Bio and Publications

Tuesday, August 29, 2017

The Pipeline Question when Bashing the Bash

Background: https://medium.com/capital-one-developers/bashing-the-bash-replacing-shell-scripts-with-python-d8d201bc0989

And this
The answer to this is interesting because there are two kinds of parallelism. I like to call them architectural and incidental (or casual).  I'll look at architectural parallelism first, because it's what we often think about. Then the incidental parallelism, which I'm convinced is a blight.

Architectural Parallelism

The OS provides big-picture, architectural parallelism. This isn't -- necessarily -- a thing we want to push down into Python applications. There are some tradeoffs here.

One example of big architectural parallelism are big map-reduce processes where the mapping and reducing can (and should) proceed in parallel.
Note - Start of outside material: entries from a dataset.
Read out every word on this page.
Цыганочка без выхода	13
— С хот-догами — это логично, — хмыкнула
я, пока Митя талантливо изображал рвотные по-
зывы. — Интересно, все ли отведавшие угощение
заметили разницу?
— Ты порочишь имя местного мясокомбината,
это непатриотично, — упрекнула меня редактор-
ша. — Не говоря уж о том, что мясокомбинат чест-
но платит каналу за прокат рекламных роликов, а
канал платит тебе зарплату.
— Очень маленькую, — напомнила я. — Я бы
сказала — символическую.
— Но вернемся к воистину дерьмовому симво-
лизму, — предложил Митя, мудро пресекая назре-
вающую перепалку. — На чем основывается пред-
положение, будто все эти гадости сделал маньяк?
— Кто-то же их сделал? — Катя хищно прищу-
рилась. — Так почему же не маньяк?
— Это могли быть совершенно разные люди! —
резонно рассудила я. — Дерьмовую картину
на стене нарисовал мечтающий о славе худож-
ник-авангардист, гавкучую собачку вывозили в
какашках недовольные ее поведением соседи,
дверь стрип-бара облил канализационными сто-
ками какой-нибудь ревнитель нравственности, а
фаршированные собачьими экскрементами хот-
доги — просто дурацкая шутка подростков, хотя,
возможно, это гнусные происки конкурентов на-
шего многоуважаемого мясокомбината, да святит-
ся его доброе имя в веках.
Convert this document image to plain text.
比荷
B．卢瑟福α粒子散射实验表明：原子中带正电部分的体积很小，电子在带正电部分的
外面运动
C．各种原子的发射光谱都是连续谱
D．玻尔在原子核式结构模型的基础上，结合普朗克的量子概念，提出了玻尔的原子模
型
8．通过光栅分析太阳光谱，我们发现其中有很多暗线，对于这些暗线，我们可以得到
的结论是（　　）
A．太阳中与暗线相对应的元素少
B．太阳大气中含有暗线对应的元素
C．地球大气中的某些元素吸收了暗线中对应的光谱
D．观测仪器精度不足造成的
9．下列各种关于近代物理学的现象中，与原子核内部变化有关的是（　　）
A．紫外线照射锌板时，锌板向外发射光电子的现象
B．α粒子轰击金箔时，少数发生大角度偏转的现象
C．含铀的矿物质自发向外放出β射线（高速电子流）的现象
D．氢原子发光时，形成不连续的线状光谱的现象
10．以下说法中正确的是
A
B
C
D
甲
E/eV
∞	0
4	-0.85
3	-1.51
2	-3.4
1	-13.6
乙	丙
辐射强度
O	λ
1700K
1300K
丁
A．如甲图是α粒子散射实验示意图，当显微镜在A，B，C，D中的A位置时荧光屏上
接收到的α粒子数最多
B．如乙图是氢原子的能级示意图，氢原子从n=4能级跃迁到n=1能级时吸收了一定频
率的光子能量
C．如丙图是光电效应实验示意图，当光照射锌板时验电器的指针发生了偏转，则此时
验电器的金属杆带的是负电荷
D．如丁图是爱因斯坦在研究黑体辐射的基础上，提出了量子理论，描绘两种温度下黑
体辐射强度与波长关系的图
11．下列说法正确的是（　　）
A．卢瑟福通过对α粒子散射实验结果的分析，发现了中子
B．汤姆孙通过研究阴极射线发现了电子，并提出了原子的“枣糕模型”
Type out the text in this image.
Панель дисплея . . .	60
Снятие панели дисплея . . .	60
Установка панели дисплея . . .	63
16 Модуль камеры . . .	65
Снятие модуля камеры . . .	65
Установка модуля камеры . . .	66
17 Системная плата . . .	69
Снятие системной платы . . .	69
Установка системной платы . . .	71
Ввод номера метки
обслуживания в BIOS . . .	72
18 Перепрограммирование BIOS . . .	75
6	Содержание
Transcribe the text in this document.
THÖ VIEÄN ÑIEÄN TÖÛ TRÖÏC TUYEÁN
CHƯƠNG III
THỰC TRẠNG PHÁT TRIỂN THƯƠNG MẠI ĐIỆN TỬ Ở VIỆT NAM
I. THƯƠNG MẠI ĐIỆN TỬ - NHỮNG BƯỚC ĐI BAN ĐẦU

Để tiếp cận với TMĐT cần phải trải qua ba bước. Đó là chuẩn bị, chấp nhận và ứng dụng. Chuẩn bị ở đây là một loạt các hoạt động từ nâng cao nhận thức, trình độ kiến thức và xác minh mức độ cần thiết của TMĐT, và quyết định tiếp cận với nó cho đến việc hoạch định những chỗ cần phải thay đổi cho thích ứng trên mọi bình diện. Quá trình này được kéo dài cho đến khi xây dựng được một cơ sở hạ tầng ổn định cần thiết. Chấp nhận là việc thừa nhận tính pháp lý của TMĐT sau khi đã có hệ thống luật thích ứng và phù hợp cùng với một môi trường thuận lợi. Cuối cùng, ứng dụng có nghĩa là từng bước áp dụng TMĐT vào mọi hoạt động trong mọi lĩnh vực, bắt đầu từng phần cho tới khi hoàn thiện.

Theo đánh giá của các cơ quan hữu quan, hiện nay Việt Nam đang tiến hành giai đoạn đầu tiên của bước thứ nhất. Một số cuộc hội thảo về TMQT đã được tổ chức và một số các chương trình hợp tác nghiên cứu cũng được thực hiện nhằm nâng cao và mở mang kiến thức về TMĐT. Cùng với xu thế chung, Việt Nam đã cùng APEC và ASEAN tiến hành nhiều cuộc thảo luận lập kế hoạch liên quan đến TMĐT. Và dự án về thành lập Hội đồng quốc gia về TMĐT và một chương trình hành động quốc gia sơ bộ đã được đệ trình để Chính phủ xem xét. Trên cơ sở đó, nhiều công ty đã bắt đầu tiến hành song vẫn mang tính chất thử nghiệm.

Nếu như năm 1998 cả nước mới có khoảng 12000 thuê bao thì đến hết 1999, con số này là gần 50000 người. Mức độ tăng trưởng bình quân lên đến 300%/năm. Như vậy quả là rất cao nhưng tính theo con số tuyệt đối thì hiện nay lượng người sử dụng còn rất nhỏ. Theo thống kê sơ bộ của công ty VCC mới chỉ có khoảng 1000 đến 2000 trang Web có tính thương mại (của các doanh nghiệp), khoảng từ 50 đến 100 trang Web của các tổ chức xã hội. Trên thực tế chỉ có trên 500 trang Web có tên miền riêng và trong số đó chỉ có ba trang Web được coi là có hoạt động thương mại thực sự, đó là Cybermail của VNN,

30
There are some constraints around this, and we'll touch on them below.

Another common example is a cluster of microservices that are deployed on the same server. In many cases, each microservice decomposes into a cluster of processes that work in parallel and have a very, very long life. We might have an NGINX front-end for static content and a Python-based Flask back-end for dynamic content.  We might want the OS init process to start these, and we define them in init.d. In other cases, we allocate them to web-based servers where load-balancing handles the details of restarting.

In the map-reduce example, the shell's pipe makes sense. We can define it with a shell script like this: source | map | reduce.  It's hard to beat this for succinct clarity.

In the Ngnix + Flask case, they may talk using a named pipe that outlives the two processes. Conceptually, they work as nginx | flask run.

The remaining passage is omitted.